Efficient Human-Robot Interaction via Deep Perception and flexible Motion Planning

Abstract

Human-Robot Interaction (HRI) is an emergent field propelled by advancements in artificial intelligence, yet achieving seamless human understanding and responsive robot control remains a significant challenge. This paper introduces an efficient, integrated HRI system for a custom-built dual-arm robot, presenting two primary contributions. First, we propose a sophisticated perception system that leverages deep learning to interpret human states. This system employs a Multi-task Cascaded Convolutional Neural Network (MTCNN) for robust face detection, a Deep Convolutional Neural Network (DCNN) for recognizing emotions, and a Long Short-Term Memory (LSTM) network to identify dynamic gestures from image sequences. Second, we detail a flexible dual-arm robot control system built on the Robot Operating System (ROS).

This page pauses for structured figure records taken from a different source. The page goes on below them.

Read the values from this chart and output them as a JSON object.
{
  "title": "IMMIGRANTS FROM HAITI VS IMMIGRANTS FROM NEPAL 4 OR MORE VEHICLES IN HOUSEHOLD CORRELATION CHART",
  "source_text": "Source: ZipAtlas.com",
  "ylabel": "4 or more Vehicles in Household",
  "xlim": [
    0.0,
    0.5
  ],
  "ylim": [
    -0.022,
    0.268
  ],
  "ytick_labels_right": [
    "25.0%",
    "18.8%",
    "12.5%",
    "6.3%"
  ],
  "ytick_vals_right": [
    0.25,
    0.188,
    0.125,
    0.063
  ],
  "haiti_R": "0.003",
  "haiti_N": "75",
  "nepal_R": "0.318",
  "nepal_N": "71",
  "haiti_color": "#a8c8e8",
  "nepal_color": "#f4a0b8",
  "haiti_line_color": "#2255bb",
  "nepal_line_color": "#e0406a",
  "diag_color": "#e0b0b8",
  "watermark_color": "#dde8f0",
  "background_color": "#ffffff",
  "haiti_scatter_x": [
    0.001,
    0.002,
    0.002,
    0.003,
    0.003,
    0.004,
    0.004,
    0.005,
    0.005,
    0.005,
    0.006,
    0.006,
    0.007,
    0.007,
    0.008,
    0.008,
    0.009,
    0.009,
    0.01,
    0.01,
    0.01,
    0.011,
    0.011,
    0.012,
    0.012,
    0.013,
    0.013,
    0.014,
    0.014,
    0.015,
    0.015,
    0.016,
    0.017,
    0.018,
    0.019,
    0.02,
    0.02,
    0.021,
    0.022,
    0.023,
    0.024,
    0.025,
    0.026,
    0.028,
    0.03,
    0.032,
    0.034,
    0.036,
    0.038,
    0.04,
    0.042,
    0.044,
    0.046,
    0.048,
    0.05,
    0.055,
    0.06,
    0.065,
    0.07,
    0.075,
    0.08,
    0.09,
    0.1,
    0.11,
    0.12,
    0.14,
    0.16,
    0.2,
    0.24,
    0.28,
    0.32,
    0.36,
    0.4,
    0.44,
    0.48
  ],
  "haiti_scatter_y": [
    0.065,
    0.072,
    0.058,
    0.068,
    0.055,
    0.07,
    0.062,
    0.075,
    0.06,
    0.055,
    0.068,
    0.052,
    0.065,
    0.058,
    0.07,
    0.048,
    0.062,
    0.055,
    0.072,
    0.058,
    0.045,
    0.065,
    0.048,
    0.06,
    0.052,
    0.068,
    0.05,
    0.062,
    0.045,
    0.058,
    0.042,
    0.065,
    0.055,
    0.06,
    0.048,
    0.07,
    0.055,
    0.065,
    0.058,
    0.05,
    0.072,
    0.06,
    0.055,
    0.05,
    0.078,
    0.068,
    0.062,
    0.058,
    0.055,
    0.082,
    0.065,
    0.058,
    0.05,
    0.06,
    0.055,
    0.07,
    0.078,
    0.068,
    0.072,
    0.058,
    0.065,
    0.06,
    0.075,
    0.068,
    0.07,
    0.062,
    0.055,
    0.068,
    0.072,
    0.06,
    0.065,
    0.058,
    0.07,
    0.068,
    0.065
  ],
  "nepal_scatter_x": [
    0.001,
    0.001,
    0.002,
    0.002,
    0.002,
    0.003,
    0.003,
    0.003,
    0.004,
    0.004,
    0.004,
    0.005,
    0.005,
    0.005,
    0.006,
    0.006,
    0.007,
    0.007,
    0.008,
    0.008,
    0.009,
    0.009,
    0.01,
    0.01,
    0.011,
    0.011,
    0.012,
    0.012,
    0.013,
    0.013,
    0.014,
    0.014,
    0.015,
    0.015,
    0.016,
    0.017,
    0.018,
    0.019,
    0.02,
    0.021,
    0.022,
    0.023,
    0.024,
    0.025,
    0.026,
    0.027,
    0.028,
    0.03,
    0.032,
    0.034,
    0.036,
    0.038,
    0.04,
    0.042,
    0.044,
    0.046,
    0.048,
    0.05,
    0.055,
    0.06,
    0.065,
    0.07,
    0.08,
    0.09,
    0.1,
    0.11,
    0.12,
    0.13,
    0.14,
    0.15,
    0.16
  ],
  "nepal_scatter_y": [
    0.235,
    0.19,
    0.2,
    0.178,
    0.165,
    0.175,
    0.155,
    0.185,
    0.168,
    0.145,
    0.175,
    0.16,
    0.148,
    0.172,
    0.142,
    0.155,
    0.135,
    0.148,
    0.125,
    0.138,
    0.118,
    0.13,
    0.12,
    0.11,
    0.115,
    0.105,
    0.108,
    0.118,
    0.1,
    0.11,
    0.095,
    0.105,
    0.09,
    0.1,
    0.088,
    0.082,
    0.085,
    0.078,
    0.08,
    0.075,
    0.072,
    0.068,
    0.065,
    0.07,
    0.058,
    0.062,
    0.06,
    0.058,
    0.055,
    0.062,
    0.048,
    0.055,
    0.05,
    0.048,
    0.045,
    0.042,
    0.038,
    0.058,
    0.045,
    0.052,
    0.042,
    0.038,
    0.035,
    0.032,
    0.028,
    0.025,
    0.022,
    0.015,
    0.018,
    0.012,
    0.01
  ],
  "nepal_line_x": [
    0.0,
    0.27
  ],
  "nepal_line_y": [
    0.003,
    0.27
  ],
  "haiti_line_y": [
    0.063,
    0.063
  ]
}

This control system utilizes the Rapidly-exploring Random Tree (RRT) algorithm for efficient path planning, enabling the robot to translate recognized human cues into corresponding actions. Comprehensive evaluations on benchmarks, including the WIDER FACE and FER2013 datasets, validate the perception models. The proposed system was validated through both simulation and physical experiments, demonstrating high accuracy in perception and control. The results highlight the framework’s effectiveness in creating fluid and responsive interactions for complex HRI scenarios.